PRESIDENT Emmerson Mnangagwa is today expected to swear in six judges of the Supreme Court from the High Court bench who will be expected to preside over the government’s appeal against a ruling by the lower court nullifying the extension of Chief Justice Luke Malaba’s term of office.
The judges to be sworn in include Judge President George Chiweshe and Justices Alphas Chitakunye, Samuel Kudya, Felistas Chatukuta, Joseph Musakwa and Hlekani Mwayera.
The move is seen as a ploy by Mnangagwa to use the carrot and stick strategy on judges to secure a favourable judgment on Malaba’s appeal.
The swearing in will also take place a day before High Court judge Justice Tawanda Chitapi hears an appeal by Chamunorwa Chingwe interdicting the Judicial Service Commission, Mnangagwa and Justice minister Ziyambi Ziyambi from appointing Supreme Court judges.
In his application, Chingwe, who is represented by the Zimbabwe Human Rights NGO Forum, sought a relief that the respondents in the matter should adhere to section 180(4) of the Constitution before the appointment of the Supreme Court judges to enable persons who are not sitting judges of other courts to be considered for such appointments.
“The second respondent (Mnangagwa) recently appointed five judges of the Supreme Court to the Constitutional Court and in the process created at least five vacancies to the Supreme Court,”
“I am also aware of a former judge of the Supreme Court, who was also dismissed and in the process creating an additional vacancy there. Therefore, I have a well-grounded apprehension that the respondents are in the process of appointing candidates for the Supreme Court to the exclusion of a whole class of persons who qualify for such appointment.”
He argued that there was no hurry to appoint Supreme Court judges as the country is endowed with capable acting judges sitting in the court.
“If any appointment is made prior to the granting of either the interim relief I seek or the final relief, I believe I have also made out a case that such would not render this matter fait accompli (presumably irreversible) and the appointments will be null and void, with the court being entitled to set them aside on these papers. There is, however, no warrant for the court to allow a clear illegality to proceed without being arrested.”
Justice Chitapi will hear the matter tomorrow at 1pm after directing parties to file their pleadings yesterday afternoon.
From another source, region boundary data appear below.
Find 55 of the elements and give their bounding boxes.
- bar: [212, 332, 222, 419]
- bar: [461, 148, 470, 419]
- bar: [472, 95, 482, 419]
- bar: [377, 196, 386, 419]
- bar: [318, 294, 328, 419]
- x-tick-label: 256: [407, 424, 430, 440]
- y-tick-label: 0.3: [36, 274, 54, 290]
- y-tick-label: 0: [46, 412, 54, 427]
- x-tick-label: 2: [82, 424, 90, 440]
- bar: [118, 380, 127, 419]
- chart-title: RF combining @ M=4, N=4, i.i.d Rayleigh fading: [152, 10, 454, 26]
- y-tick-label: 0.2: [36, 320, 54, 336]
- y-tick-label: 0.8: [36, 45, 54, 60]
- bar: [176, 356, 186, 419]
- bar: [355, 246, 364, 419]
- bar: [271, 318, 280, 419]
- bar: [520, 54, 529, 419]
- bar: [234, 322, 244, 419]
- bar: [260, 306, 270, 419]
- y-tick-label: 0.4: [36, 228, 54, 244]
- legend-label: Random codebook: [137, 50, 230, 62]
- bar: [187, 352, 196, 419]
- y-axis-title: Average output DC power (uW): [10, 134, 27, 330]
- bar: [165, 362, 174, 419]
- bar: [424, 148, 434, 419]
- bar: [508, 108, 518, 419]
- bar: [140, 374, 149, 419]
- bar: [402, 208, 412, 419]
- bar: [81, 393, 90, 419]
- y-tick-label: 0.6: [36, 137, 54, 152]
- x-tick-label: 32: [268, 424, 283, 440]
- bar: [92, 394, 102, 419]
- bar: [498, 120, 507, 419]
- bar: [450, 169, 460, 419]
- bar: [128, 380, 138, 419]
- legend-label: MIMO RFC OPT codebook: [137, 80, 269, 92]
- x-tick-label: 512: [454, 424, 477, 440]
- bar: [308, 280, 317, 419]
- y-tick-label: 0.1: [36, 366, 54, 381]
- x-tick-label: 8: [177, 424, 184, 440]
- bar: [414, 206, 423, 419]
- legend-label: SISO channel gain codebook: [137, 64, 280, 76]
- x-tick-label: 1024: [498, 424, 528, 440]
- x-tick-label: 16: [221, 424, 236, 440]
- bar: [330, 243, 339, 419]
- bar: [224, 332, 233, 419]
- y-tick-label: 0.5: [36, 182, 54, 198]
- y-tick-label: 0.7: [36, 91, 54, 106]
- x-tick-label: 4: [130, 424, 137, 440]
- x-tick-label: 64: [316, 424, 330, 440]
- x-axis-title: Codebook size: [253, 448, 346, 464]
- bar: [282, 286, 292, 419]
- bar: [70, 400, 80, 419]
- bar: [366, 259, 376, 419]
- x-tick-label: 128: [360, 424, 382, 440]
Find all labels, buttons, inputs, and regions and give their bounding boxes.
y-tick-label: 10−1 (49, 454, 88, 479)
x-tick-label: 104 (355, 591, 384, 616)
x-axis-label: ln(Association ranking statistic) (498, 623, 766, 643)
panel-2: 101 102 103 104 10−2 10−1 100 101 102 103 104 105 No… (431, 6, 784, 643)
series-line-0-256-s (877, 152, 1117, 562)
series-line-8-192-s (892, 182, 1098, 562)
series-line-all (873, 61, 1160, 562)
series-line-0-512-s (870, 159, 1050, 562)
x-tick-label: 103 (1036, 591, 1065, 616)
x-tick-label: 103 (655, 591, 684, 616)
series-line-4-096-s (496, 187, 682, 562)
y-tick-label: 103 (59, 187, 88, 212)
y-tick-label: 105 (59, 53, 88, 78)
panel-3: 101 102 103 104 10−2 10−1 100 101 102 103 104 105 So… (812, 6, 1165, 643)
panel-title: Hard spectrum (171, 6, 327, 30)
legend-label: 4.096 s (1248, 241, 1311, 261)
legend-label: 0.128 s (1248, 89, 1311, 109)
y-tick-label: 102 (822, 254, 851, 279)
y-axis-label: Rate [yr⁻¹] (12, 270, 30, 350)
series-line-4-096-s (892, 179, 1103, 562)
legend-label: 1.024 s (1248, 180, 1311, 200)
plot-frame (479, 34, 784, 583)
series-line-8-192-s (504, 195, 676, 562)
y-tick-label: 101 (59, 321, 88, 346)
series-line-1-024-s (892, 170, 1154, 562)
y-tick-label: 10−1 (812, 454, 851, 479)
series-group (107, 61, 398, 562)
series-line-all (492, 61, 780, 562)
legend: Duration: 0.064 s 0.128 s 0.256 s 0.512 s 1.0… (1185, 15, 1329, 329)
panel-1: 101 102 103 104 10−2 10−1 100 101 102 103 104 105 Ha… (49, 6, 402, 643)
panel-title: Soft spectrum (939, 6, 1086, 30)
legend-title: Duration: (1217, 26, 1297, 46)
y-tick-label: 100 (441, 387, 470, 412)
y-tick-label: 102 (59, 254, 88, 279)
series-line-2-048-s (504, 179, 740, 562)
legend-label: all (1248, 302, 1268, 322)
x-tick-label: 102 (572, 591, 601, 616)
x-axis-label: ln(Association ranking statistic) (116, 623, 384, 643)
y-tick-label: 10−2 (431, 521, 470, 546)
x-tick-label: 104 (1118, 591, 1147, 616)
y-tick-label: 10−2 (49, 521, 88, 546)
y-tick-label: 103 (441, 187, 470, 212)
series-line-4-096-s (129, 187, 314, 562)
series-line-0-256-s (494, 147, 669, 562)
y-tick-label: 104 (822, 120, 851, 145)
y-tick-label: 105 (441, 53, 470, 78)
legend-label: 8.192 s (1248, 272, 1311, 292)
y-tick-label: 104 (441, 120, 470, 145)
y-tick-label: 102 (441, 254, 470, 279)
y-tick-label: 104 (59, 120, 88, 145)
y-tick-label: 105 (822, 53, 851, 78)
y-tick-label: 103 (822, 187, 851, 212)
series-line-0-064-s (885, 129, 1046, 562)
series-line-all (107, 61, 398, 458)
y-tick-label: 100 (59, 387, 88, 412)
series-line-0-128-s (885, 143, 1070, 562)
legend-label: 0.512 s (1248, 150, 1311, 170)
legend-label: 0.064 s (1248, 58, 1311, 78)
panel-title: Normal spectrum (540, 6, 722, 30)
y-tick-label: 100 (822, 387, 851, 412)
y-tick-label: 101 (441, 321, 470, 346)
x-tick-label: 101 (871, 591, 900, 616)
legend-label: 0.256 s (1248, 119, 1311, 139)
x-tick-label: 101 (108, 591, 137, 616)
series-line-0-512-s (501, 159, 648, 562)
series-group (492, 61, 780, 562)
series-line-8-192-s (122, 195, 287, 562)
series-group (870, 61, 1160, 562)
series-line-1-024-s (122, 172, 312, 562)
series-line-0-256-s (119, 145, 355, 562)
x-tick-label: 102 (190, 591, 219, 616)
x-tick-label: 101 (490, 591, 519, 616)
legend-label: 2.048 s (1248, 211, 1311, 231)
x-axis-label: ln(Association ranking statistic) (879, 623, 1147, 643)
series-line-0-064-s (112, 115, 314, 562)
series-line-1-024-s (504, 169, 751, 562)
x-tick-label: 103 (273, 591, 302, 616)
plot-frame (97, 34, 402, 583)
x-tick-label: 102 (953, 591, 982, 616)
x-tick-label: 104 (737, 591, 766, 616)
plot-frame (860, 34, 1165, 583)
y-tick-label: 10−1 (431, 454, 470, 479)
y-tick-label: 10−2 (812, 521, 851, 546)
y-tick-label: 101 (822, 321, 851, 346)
But Mnangagwa is proceeding to appoint the judges before Justice Chitapi rules on Chingwe’s application.
Most of the High Court judges were not cited when Zimbabwe Human Rights NGO Forum executive director Musa Kika won an order to stop the extension of Malaba’s term of office by five years.
Mnangagwa’s move has raised suspicion that he wants his preferred bench to deal with the Malaba case.
Malaba’s matter has nearly paralysed the country’s judicial system as he wants to have his term extended based on Constitutional Amendment No 2 Act.
However, the High Court led by Justice Happias Zhou last month ruled that the extension of the term of office of the country’s top judge by five years was illegal.
Malaba’s term of office ended a fortnight ago after the High Court ruled that he had ceased to be the country’s top judicial officer on May 15, the day he turned 70.
Justice Zhou ruled that the recent constitutional amendments did not apply to Malaba.
Last week, Malaba resumed his duties on the belief that the High Court ruling had been suspended by an appeal filed by Attorney-General Prince Machaya and Ziyambi.
However, Kika, who challenged the extension of Malaba’s term in the initial case, disputed that an appeal against a declarator suspended the operation of a judgment. He then asked the courts to find Malaba in contempt and to jail him for six months.
Malaba filed his response on Tuesday, saying he legally resumed his duties following the appeal filed at the Supreme Court by Ziyambi and Machaya against the initial ruling.
The Chief Justice said Kika failed to interpret the law, adding that the rights lawyers’ application was not based on a good cause as the process that led to his appointment by Mnangagwa was not set aside.